Whistling in the Dark (1941)
Whistling in the Dark (1941)
Directed by S. Sylvan Simon with a screenplay written in part by Albert Mannheimer (producer Simon and screenwriter Mannheimer would later collaborate and receive Oscar nominations for Born Yesterday (1950)) this typical Red Skelton comedy adds elements of mystery to entertain. Skelton plays Wally Benton a radio broadcaster whose program ‘The Fox’ features himself in the title role as a crime solver that creates his own fictional crimes for the program. Some nefarious characters hear the program and decide that ‘The Fox’ is just who they need to invent a perfect crime (a murder) they need which will assist them in obtaining a one million dollar “donation”. Conrad Veidt Ann Rutherford Virginia Grey and Rags Ragland play significant roles; Henry O’Neill and Eve Arden among others also appear.
Joseph Jones (Veidt) runs a secret organization scam that bilks widows who want to “connect” with their deceased husbands out of their estates. His group has dealt with small time donors mostly until one woman leaves them $1000000 with strings attached: her middle-aged nephew Harvey Upshaw (Lloyd Corrigan) is to receive the interest payments. So Jones and associates kidnap Wally to force him to devise a plan to “bump off” the nephew. As leverage the hoods also kidnap two women in his life his fiancée and co-worker Carol Lambert (Rutherford) and his sponsor’s (O’Neill) daughter Fran (Grey) with whom his agent (Arden) has convinced him he must periodically “date” around contract renewal time. So Wally Carol and Fran are held hostage until Wally gives the “perfect crime” plan AND it’s carried out.

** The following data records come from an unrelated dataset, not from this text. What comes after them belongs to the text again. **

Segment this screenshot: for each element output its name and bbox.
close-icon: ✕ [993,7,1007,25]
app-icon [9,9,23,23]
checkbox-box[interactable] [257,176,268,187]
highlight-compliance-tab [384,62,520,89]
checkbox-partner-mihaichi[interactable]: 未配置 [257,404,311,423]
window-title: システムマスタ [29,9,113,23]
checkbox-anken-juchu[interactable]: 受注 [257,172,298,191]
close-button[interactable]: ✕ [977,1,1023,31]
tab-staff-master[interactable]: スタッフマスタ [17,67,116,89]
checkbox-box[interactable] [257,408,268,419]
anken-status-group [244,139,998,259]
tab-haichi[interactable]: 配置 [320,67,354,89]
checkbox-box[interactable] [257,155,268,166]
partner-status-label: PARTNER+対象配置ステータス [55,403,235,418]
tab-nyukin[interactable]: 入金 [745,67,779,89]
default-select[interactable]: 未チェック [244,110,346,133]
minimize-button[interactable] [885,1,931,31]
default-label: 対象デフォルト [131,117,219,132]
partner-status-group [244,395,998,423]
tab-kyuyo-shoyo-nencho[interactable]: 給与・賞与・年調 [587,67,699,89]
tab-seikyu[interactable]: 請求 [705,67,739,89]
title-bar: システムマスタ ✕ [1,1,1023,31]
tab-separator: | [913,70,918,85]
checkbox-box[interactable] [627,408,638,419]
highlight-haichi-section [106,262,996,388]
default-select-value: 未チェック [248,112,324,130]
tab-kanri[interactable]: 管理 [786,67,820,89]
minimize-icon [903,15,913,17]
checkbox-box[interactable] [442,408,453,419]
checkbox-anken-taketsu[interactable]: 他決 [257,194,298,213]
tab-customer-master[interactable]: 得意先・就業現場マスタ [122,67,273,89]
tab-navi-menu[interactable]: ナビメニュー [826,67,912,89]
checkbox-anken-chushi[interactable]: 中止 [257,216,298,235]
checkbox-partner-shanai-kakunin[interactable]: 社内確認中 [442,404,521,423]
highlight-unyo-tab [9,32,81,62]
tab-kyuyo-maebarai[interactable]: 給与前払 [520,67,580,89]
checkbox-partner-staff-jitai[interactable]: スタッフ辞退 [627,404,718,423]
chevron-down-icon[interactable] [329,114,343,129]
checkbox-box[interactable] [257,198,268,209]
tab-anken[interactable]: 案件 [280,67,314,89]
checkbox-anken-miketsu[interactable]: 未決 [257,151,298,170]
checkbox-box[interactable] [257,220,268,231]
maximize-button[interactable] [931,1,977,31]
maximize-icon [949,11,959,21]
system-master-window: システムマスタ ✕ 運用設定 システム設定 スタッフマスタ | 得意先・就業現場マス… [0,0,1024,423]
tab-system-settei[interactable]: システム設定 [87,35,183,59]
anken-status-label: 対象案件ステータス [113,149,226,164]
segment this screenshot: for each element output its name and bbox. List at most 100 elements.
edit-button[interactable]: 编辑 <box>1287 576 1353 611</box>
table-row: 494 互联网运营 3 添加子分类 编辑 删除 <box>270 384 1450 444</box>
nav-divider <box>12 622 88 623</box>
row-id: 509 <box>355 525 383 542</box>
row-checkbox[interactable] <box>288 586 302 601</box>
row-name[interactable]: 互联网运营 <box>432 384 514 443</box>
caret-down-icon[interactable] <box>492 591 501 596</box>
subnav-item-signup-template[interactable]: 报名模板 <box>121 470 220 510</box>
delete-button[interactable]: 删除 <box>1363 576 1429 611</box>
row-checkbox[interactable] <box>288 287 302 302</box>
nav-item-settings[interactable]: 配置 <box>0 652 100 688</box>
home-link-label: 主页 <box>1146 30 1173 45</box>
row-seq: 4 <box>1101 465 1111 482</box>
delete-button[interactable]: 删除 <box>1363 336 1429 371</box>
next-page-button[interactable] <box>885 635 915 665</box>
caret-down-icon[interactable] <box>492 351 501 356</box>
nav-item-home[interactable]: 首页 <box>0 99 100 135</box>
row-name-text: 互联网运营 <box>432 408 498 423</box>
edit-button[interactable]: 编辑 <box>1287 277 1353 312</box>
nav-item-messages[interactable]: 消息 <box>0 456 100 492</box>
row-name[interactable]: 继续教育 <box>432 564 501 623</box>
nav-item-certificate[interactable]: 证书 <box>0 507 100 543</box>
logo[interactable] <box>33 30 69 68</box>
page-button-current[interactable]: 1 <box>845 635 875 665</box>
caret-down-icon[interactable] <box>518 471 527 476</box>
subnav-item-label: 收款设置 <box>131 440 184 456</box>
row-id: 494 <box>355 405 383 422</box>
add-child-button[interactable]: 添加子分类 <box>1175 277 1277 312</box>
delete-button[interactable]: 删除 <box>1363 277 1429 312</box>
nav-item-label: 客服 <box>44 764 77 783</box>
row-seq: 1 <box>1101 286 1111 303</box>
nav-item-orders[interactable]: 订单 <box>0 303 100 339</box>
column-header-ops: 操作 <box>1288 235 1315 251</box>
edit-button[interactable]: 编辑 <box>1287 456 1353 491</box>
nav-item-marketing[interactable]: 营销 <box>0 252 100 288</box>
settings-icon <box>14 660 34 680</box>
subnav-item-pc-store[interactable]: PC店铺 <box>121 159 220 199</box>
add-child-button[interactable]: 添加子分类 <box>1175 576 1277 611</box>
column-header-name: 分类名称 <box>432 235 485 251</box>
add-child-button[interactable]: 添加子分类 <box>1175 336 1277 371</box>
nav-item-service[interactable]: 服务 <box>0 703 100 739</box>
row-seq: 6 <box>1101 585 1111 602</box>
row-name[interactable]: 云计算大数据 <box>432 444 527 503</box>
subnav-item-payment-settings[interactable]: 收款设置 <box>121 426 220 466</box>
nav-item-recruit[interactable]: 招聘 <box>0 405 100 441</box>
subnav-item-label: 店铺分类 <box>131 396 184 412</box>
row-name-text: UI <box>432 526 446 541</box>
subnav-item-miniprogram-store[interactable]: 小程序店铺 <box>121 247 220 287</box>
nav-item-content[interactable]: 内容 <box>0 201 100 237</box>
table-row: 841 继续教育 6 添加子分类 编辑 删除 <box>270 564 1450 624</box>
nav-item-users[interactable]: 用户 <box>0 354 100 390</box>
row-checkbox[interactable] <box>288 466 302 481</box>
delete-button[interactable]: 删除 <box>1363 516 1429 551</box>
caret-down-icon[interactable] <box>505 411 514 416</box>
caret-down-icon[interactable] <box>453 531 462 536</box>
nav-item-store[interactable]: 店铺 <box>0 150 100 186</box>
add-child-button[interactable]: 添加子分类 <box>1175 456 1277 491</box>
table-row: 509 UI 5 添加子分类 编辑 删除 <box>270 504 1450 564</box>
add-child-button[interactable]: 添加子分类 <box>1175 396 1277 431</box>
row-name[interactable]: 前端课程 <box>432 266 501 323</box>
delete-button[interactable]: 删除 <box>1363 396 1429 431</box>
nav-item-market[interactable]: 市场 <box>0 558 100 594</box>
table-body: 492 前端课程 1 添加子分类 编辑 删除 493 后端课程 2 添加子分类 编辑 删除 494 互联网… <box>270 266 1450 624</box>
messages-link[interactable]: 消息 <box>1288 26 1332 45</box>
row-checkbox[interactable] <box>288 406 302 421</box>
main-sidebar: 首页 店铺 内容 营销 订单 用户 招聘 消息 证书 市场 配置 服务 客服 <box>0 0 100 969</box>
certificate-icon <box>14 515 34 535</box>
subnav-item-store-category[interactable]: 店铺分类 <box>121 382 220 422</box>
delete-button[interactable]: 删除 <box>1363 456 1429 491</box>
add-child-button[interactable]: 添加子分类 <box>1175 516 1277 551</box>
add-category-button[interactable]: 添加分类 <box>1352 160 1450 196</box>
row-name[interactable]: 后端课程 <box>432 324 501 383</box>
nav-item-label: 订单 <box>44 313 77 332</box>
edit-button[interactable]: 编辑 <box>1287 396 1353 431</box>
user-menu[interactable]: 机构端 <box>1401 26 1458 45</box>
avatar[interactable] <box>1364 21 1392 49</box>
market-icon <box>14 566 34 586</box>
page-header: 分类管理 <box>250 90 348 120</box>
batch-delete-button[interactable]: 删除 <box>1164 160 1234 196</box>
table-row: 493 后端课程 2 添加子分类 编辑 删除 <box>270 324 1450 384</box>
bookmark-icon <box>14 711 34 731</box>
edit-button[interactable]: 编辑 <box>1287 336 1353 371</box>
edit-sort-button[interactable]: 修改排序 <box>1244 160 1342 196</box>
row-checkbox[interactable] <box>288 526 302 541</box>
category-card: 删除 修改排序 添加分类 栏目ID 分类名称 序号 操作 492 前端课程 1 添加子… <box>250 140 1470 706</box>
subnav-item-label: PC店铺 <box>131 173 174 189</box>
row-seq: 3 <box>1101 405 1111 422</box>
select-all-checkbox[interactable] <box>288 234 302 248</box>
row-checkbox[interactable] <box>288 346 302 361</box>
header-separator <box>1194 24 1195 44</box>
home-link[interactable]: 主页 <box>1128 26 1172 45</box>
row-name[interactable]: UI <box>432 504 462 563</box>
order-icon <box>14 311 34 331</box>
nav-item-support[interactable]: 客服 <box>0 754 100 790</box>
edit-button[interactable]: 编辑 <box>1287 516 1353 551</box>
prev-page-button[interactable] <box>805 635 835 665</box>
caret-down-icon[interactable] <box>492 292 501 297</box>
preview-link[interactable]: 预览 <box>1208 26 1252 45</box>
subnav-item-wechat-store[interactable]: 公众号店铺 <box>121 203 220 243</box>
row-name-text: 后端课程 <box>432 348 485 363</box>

Wally knows of a certain powder that can be mixed with an intended victim’s toothpaste that once rinsed and gargled will kill within 5 seconds. When Jones’s maid (?) Hilda overhears one of his gang (Don Costello) conspiring to let Wally and the girls escape they test the powder on him to ensure it works; it does. So one of the gang is sent to poison Harvey Upshaw while the dim-witted heavy (Ragland) and former welterweight boxing champion is left to guard them. Jones and the rest of his group continue with their business of signing up new widows they can scam. Naturally “Ragland” is easy to outsmart. Wally who’s actually quite intelligent despite his looks (and the goofy actor playing him) discovers that a previously severed phone line can be used in conjunction with a radio to call for help. It just so happens that he calls in to his radio station at the very time his regular show airs such that he can broadcast the details of the crime in progress including their kidnapping. Fooled by Orson Welles’s “War of the Worlds” broadcast three years earlier the local police chief thinks Wally’s rantings are just another hoax. But of course all will turn out alright in the end.